Forrest talked about what the center has been doing to get ready to host the school.
“A transition committee for the school has been established and has met twice since the legislation has passed. This committee is currently being chaired by Marshall Stewart, who is an associate director with the N.C. Cooperative Extension Service and head state program leader for the department of 4-H youth development and family and consumer sciences at N.C. State University, college of agriculture and life sciences,” he said.
The school would follow an early college high-school model used throughout the state. Students would attend the school for five years. A student would receive a four-year high-school diploma and finish two years of post-secondary or higher-education work through N.C. State University.
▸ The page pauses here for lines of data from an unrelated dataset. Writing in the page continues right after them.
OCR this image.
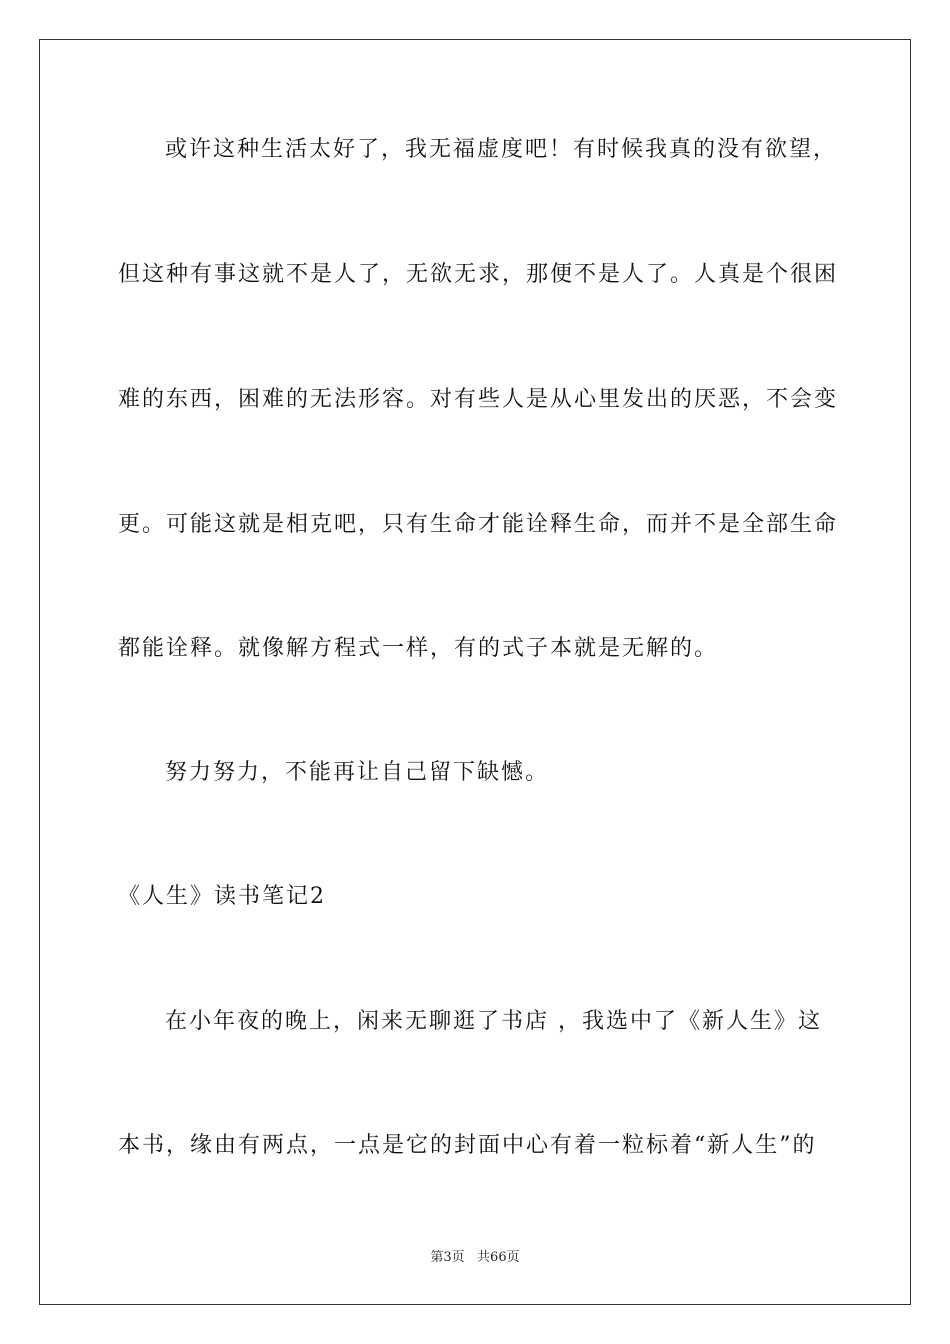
或许这种生活太好了，我无福虚度吧！有时候我真的没有欲望，
但这种有事这就不是人了，无欲无求，那便不是人了。人真是个很困
难的东西，困难的无法形容。对有些人是从心里发出的厌恶，不会变
更。可能这就是相克吧，只有生命才能诠释生命，而并不是全部生命
都能诠释。就像解方程式一样，有的式子本就是无解的。
努力努力，不能再让自己留下缺憾。
《人生》读书笔记2
在小年夜的晚上，闲来无聊逛了书店 ，我选中了《新人生》这
本书，缘由有两点，一点是它的封面中心有着一粒标着“新人生”的
第3页   共66页
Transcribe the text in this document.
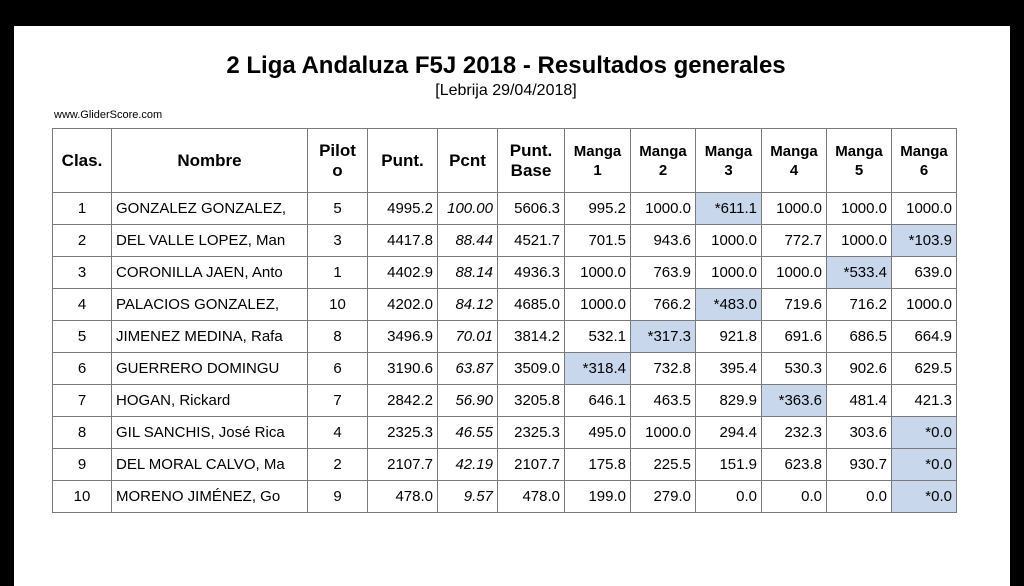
2 Liga Andaluza F5J 2018 - Resultados generales
[Lebrija 29/04/2018]
www.GliderScore.com
Clas.	Nombre	Pilot o	Punt.	Pcnt	Punt. Base	Manga 1	Manga 2	Manga 3	Manga 4	Manga 5	Manga 6
1	GONZALEZ GONZALEZ,	5	4995.2	100.00	5606.3	995.2	1000.0	*611.1	1000.0	1000.0	1000.0
2	DEL VALLE LOPEZ, Man	3	4417.8	88.44	4521.7	701.5	943.6	1000.0	772.7	1000.0	*103.9
3	CORONILLA JAEN, Anto	1	4402.9	88.14	4936.3	1000.0	763.9	1000.0	1000.0	*533.4	639.0
4	PALACIOS GONZALEZ,	10	4202.0	84.12	4685.0	1000.0	766.2	*483.0	719.6	716.2	1000.0
5	JIMENEZ MEDINA, Rafa	8	3496.9	70.01	3814.2	532.1	*317.3	921.8	691.6	686.5	664.9
6	GUERRERO DOMINGU	6	3190.6	63.87	3509.0	*318.4	732.8	395.4	530.3	902.6	629.5
7	HOGAN, Rickard	7	2842.2	56.90	3205.8	646.1	463.5	829.9	*363.6	481.4	421.3
8	GIL SANCHIS, José Rica	4	2325.3	46.55	2325.3	495.0	1000.0	294.4	232.3	303.6	*0.0
9	DEL MORAL CALVO, Ma	2	2107.7	42.19	2107.7	175.8	225.5	151.9	623.8	930.7	*0.0
10	MORENO JIMÉNEZ, Go	9	478.0	9.57	478.0	199.0	279.0	0.0	0.0	0.0	*0.0
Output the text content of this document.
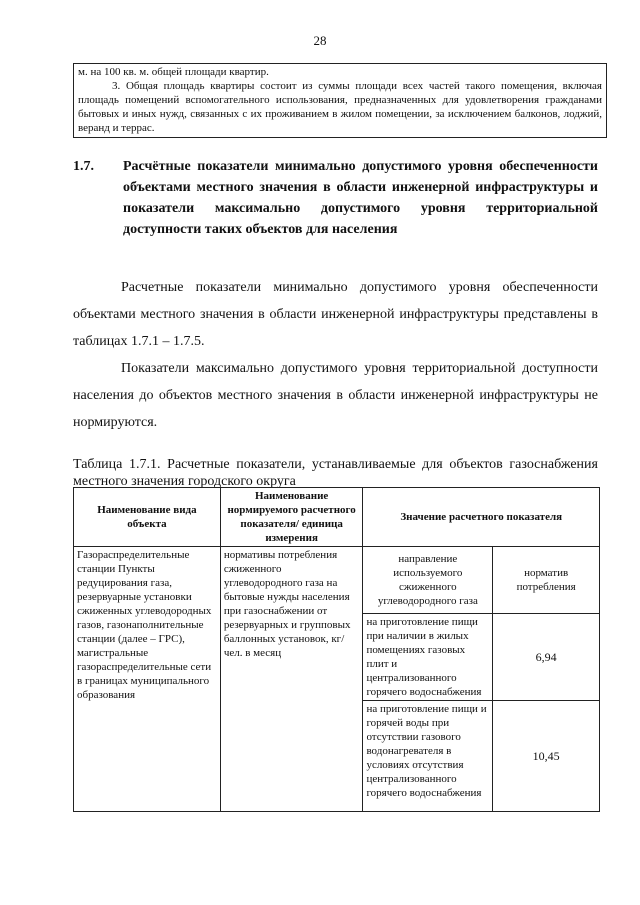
28
м. на 100 кв. м. общей площади квартир.
3. Общая площадь квартиры состоит из суммы площади всех частей такого помещения, включая площадь помещений вспомогательного использования, предназначенных для удовлетворения гражданами бытовых и иных нужд, связанных с их проживанием в жилом помещении, за исключением балконов, лоджий, веранд и террас.
1.7. Расчётные показатели минимально допустимого уровня обеспеченности объектами местного значения в области инженерной инфраструктуры и показатели максимально допустимого уровня территориальной доступности таких объектов для населения
Расчетные показатели минимально допустимого уровня обеспеченности объектами местного значения в области инженерной инфраструктуры представлены в таблицах 1.7.1 – 1.7.5.
Показатели максимально допустимого уровня территориальной доступности населения до объектов местного значения в области инженерной инфраструктуры не нормируются.
Таблица 1.7.1. Расчетные показатели, устанавливаемые для объектов газоснабжения местного значения городского округа
Наименование вида объекта	Наименование нормируемого расчетного показателя/ единица измерения	Значение расчетного показателя	
Газораспределительные станции Пункты редуцирования газа, резервуарные установки сжиженных углеводородных газов, газонаполнительные станции (далее – ГРС), магистральные газораспределительные сети в границах муниципального образования	нормативы потребления сжиженного углеводородного газа на бытовые нужды населения при газоснабжении от резервуарных и групповых баллонных установок, кг/ чел. в месяц	направление используемого сжиженного углеводородного газа	норматив потребления
		на приготовление пищи при наличии в жилых помещениях газовых плит и централизованного горячего водоснабжения	6,94
		на приготовление пищи и горячей воды при отсутствии газового водонагревателя в условиях отсутствия централизованного горячего водоснабжения	10,45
The student would perform two more years of study at N.C. State University to get a four-year college degree.
The State Board of Education voted on degree requirements Oct. 6. The 11 board members at that meeting unanimously approved the requirements.
Jean Woolard, a Plymouth resident and board members, attended the meeting.
She provided details on what the board discussed and approved.
“The Northeast Economic Development Commission has been a big part in moving this forward. State universities will be a big partner in moving this forward,” she said. “Now that the State of Board of Education has approved the school, we can move forward and form our board of directors. The legislation speaks directly to who will be on the board of directors.
“Five counties are involved in this. They are Washington, Beaufort, Tyrell, Martin and Pitt County. Each county will send one county member to the regional school board. The Economic Development Commission of the Northeast will elect three. Our expectation is to have our board in place during the early part of November.
“It is our hope of all parties involved in this that we can be in the position to hire a principal for our school by the beginning of 2012. It is our hope that we will have the school up and running for at least one grade by the fall of 2012.”
Woolard explained the need for the school.
“In the next few years, we are going to have to feed the world on less and less production. It is important for us to do research in biotechnology so we can make our land more productive. The school is in a good location to do this,” she said.